I greatly enjoyed the presentation at USC, mainly because of the exciting 15 minutes of Q&A it sparked afterwards. Here were some of my favorite questions, many of which I am still working to answer:
1. Q: When will the pricing for mobile market research become standardized?
A: I have no idea! But seriously though, if market research firms actually deliver on the predictions made in the GRIT 2012 report and there is an explosion of mobile MR in 2012, then the technology and sampling providers will have to come up with a standard price for their services. At the moment, there is confusion (and a certain level of disgruntled murmurings) over the fact that many mobile MR tech/sampling providers are keeping their prices on par with online. This seems counterintuitive because most of the mobile surveys out there are about 1/5 of the length of a traditional online survey…We shall see what develops. But I would give it 6 months to a year.
2. Q: Who are the best people to target with this method?
A: People who frequently use mobile technology (and depending on the study, this specifically refers to smartphones) – African-Americans, Hispanics, young adults, ‘Soccer Moms’ etc.
3. Q: Instead of putting URL’s on a receipt, couldn’t stores put something there that would allow the consumer to take the survey immediately from their mobile phones?

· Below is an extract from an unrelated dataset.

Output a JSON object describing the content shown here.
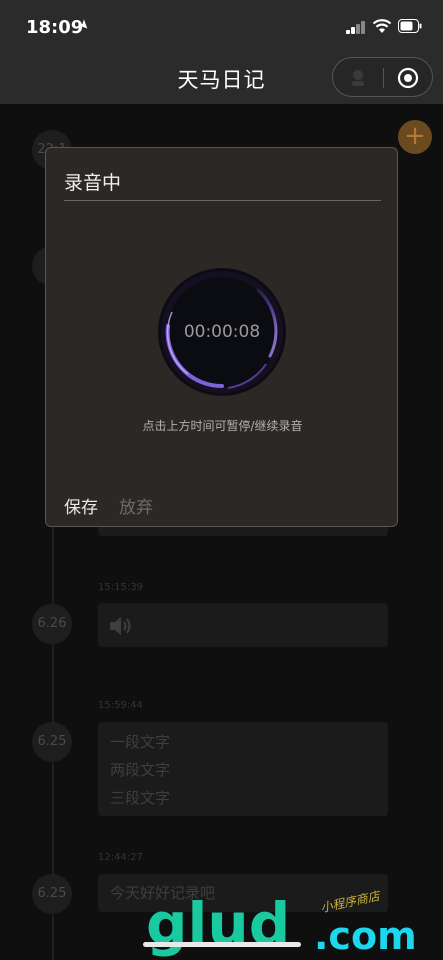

A: Yes! This is one of the best uses I can think of for mobile. A QR code to a C-Sat survey that is on your store receipt, or better yet, on a billboard upon entering the store. Then you can get people’s reactions while shopping, or capture the opinions of non-purchasers as well as purchasers.
In case you missed the event, you should catch it next year! Other topics that were presented at the Socal MRA Education Day 2012 were: Using social media in marketing research, TV research 101 and Legal Issues in Market Research.